Authenticity Should Be at the Core of Search
by Tim McGuire
United Features Syndicate
Monday, December 2, 2002
used with permission
I first met Bob Terry in the mid-90's when he was presiding over a leadership seminar.
Bob was a bear of a man -- a dancing bear. He moved across the front of the seminar room with boundless energy and just a touch of mischievous devil in his voice. He loved to pick at people's reality and force them to rethink things. He hated the smug. He would not tolerate complacency. His passion became your passion. Bob had changed his life view several times when I met him. He had a Divinity degree and was an ordained minister. Then he got a doctorate in ethics and public policy. He says he was first a religious humanist and then a secular humanist. He admits he really didn't believe in much.
Reflections about leadership and life opened the door for Bob to become one of the early gurus of spirituality and work. As he tried to make sense of events that make no sense, he concluded, "religion was not the issue, spirituality was." He says, "Religions set too many boundaries; spirituality opens boundaries and challenges us to ask the hardest questions and search for trust and hope."

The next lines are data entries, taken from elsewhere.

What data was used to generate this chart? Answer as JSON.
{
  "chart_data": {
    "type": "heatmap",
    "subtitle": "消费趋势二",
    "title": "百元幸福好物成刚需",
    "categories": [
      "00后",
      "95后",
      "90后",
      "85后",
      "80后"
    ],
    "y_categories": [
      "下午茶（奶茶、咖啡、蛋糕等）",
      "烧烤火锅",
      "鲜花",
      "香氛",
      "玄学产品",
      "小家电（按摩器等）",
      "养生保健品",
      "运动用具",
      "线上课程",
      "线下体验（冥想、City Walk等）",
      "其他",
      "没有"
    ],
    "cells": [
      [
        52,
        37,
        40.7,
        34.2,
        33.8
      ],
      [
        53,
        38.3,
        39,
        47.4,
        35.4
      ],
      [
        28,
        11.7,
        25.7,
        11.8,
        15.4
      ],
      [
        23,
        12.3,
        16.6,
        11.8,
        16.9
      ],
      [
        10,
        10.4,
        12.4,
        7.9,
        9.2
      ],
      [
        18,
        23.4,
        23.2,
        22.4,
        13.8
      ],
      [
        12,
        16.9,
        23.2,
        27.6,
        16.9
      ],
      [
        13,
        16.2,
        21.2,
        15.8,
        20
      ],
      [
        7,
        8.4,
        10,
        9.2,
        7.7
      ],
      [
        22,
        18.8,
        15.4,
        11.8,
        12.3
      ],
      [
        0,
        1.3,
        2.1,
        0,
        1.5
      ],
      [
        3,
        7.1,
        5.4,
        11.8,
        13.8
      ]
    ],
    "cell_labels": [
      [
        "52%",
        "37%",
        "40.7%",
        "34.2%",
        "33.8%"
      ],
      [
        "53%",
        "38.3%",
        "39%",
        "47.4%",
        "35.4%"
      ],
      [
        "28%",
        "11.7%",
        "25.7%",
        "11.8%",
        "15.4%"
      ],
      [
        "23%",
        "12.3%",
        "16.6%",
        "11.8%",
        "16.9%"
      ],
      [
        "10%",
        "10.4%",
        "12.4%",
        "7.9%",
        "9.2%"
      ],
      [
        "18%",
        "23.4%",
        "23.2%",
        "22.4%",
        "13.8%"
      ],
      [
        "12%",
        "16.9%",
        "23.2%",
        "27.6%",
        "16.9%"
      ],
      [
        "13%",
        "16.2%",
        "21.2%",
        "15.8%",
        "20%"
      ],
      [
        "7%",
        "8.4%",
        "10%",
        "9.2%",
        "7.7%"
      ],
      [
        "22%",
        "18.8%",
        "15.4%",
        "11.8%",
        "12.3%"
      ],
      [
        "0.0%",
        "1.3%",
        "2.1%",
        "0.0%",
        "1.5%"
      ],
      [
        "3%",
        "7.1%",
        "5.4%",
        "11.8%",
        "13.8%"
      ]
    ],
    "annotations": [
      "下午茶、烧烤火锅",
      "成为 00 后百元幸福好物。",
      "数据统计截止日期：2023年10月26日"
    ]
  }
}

By the time I encountered Bob his leadership studies had led him to connect ethics, values and spirituality to the workplace. He knew work had to be connected to something bigger than work and bigger than individuals, but he struggled to figure out what that connection was.
Bob came to believe the issue was meaning and significance, and he began doing seminars for companies, creating safe places for deep inquiry into meaning. He joined a company called Zobius Leadership International, and he reveled in the new popularity of spirituality in the workplace. He was convinced there "has been real progress in probing the deeper question in a safe and open context." But Bob was disturbed that the term spirituality was becoming so pervasive, yet so vague.

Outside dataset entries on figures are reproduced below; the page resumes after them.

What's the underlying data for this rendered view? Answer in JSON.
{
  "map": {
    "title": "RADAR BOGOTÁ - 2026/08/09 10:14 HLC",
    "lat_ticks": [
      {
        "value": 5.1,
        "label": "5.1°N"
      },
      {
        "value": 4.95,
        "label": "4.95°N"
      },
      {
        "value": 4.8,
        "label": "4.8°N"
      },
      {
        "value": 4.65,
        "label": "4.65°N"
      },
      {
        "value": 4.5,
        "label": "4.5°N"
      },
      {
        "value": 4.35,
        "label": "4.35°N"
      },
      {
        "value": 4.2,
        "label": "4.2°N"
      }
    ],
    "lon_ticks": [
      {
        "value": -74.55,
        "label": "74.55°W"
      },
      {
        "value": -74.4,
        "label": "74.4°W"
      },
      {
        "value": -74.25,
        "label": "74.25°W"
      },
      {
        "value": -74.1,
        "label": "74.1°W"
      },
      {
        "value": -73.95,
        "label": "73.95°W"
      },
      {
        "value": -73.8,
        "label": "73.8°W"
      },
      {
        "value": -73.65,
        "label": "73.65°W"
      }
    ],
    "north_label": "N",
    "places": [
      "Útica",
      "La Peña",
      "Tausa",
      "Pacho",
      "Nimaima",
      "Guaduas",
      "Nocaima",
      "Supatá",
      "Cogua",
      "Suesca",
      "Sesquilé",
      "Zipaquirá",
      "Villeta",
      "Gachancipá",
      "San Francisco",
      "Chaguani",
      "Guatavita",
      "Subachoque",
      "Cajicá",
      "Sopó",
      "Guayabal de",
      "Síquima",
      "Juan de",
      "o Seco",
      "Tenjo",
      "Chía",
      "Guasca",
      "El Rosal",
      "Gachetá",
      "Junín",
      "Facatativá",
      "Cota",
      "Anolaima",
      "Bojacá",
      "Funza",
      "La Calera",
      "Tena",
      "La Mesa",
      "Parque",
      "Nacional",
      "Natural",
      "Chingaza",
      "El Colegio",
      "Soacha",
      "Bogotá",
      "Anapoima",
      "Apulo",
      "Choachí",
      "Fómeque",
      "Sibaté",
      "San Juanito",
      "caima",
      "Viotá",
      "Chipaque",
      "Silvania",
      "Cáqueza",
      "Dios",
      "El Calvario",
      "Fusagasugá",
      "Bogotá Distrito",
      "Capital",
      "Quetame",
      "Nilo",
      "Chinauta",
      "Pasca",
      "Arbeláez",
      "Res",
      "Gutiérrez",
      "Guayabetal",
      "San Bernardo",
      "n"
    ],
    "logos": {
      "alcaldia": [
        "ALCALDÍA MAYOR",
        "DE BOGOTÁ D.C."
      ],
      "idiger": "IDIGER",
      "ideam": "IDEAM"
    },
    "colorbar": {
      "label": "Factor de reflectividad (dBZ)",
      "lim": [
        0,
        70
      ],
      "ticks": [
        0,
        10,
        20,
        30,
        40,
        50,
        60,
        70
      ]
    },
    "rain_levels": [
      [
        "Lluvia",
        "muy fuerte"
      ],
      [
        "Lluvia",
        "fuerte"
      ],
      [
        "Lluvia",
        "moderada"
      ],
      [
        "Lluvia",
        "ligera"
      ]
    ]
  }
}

The former minister had struggled with faith and religion all his life. Like so many people, he couldn't comprehend God. A few months ago, Bob said, "I had no God language, then I had a breakthrough: God was Authenticity."

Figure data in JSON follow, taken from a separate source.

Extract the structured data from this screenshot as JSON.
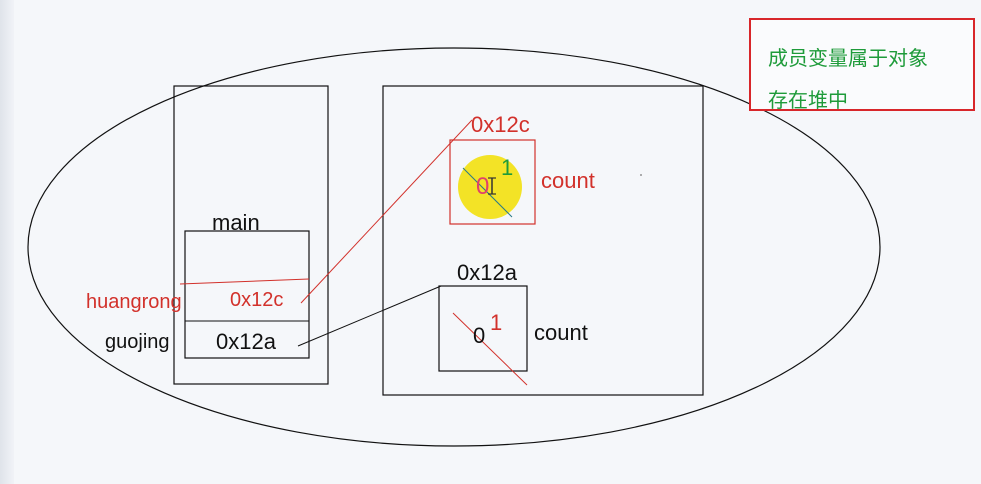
{
  "note": {
    "line1": "成员变量属于对象",
    "line2": "存在堆中"
  },
  "stack": {
    "frame_label": "main",
    "var_huangrong": "huangrong",
    "var_huangrong_value": "0x12c",
    "var_guojing": "guojing",
    "var_guojing_value": "0x12a"
  },
  "heap": {
    "object_top": {
      "address": "0x12c",
      "field_name": "count",
      "old_value": "0",
      "new_value": "1"
    },
    "object_bottom": {
      "address": "0x12a",
      "field_name": "count",
      "old_value": "0",
      "new_value": "1"
    }
  },
  "colors": {
    "red": "#d2312b",
    "green": "#1e9b3a",
    "highlight": "#f2e21a"
  }
}
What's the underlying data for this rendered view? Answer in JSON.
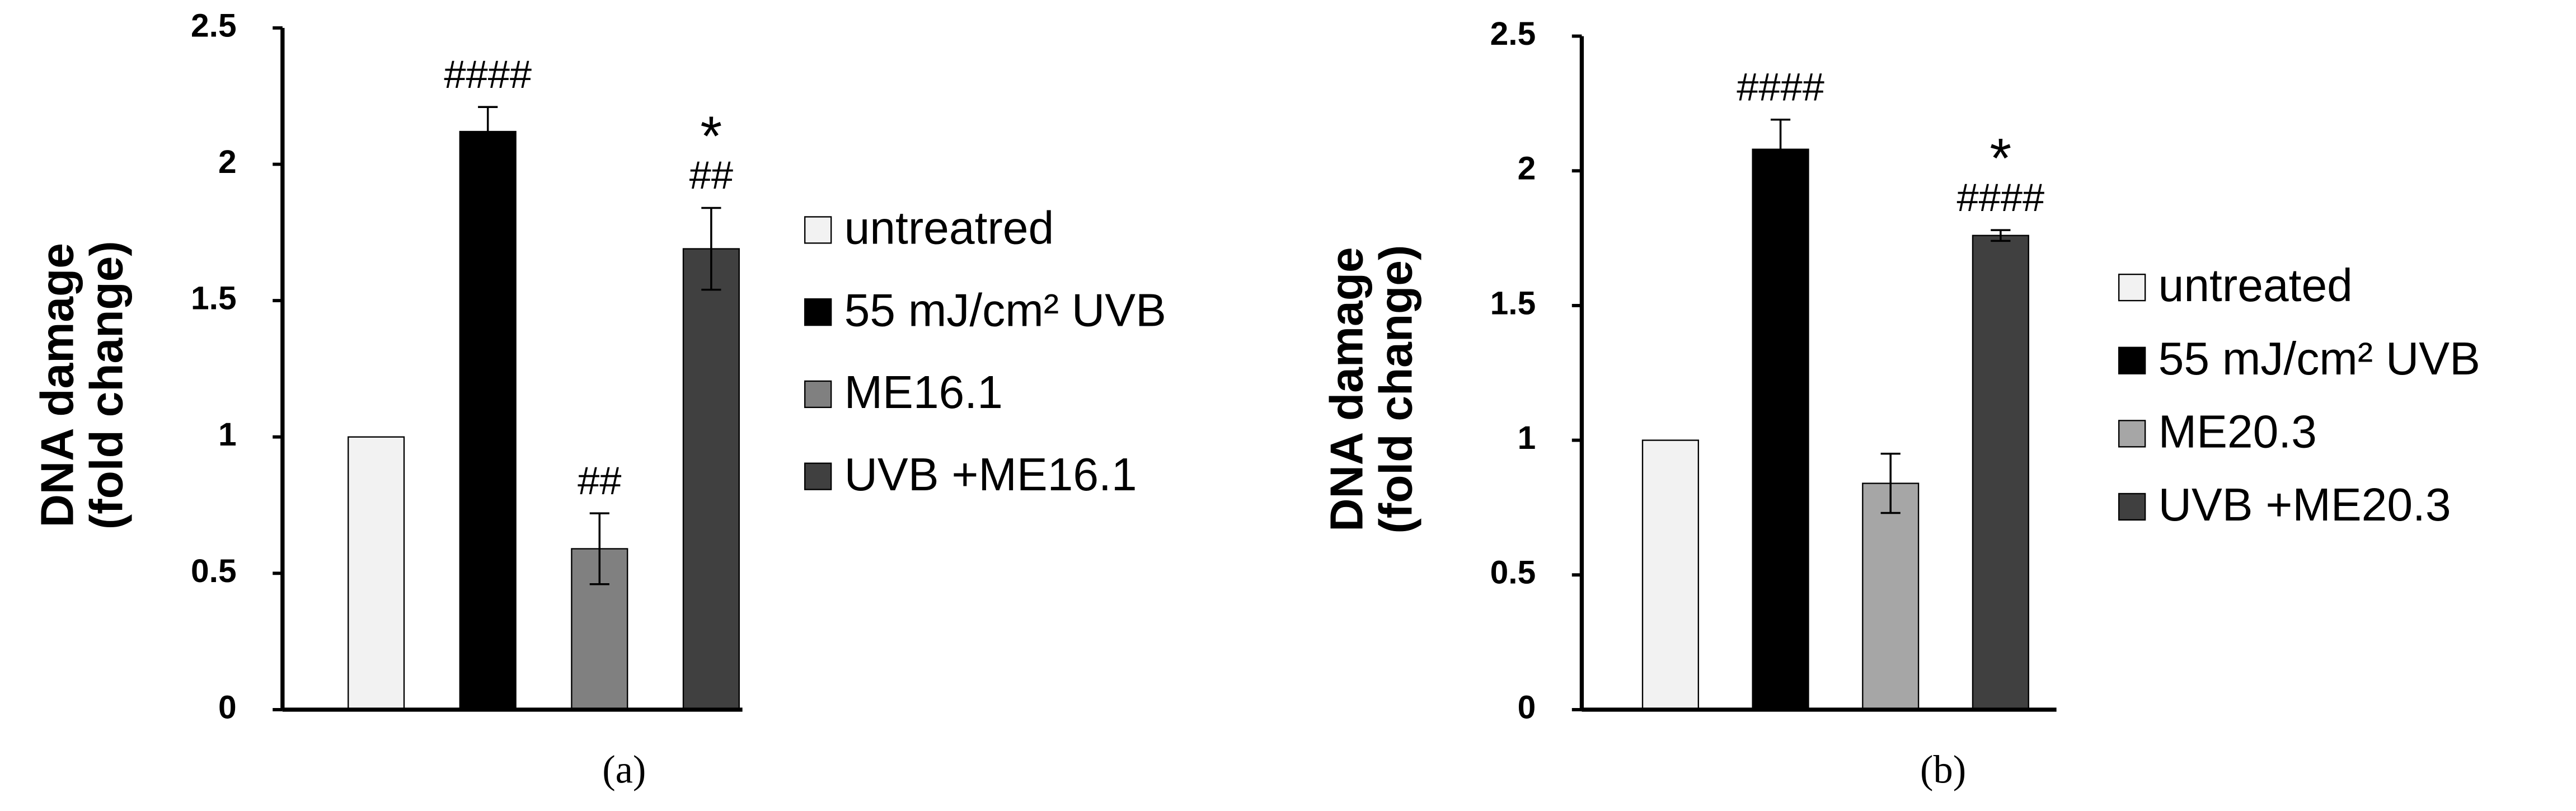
{
  "chart_data": [
    {
      "type": "bar",
      "ylabel": [
        "DNA damage",
        "(fold change)"
      ],
      "caption": "(a)",
      "ylim": [
        0,
        2.5
      ],
      "yticks": [
        0,
        0.5,
        1,
        1.5,
        2,
        2.5
      ],
      "series": [
        {
          "name": "untreatred",
          "color": "#f2f2f2",
          "values": [
            1.0
          ]
        },
        {
          "name": "55 mJ/cm² UVB",
          "color": "#000000",
          "values": [
            2.12
          ],
          "errors": [
            0.09
          ],
          "annotations": [
            "####"
          ]
        },
        {
          "name": "ME16.1",
          "color": "#808080",
          "values": [
            0.59
          ],
          "errors": [
            0.13
          ],
          "annotations": [
            "##"
          ]
        },
        {
          "name": "UVB +ME16.1",
          "color": "#404040",
          "values": [
            1.69
          ],
          "errors": [
            0.15
          ],
          "annotations": [
            "*",
            "##"
          ]
        }
      ]
    },
    {
      "type": "bar",
      "ylabel": [
        "DNA damage",
        "(fold change)"
      ],
      "caption": "(b)",
      "ylim": [
        0,
        2.5
      ],
      "yticks": [
        0,
        0.5,
        1,
        1.5,
        2,
        2.5
      ],
      "series": [
        {
          "name": "untreated",
          "color": "#f2f2f2",
          "values": [
            1.0
          ]
        },
        {
          "name": "55 mJ/cm² UVB",
          "color": "#000000",
          "values": [
            2.08
          ],
          "errors": [
            0.11
          ],
          "annotations": [
            "####"
          ]
        },
        {
          "name": "ME20.3",
          "color": "#a6a6a6",
          "values": [
            0.84
          ],
          "errors": [
            0.11
          ]
        },
        {
          "name": "UVB +ME20.3",
          "color": "#404040",
          "values": [
            1.76
          ],
          "errors": [
            0.02
          ],
          "annotations": [
            "*",
            "####"
          ]
        }
      ]
    }
  ]
}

Bob's conclusions disturb some of his friends who believe that a more traditional view of God is required in the pursuit of spirituality in the workplace. Yet, Bob's pursuit of what is real and genuine would make any workplace better.
If we, as workers, could be true to who we really are and not constantly react to somebody else's expectations, or if we could stop chasing false dreams, we would all be better workers, leaders and citizens. If we could figure out a way to be true to our values, we would treat peers, customers and bosses better than we do.
Bob's reflections are remarkable in their content and in their delivery. (in what became his book, On Being A Secular Theologian -ed.) You see, Bob, the dancing bear with the devilish, mischievous voice, did not speak these comments to me. He wrote them on his computer because Bob had shriveled to a rail-thin bear, and he could not speak. He was afflicted with Lou Gehrig's disease.
In an e-mail, Bob told me HE did not have ALS, his body did. He told me his theological challenge was figuring out what to do with the thorns when you hope for roses. He wrote that he was more than his body and he was still dealing with life's deepest questions.
On Sept. 20 Bob's pursuit of those questions came to an end when ALS claimed his body.
Bob's search for authenticity should live with all of us as we search for ways we can make work a richer, more meaningful experience.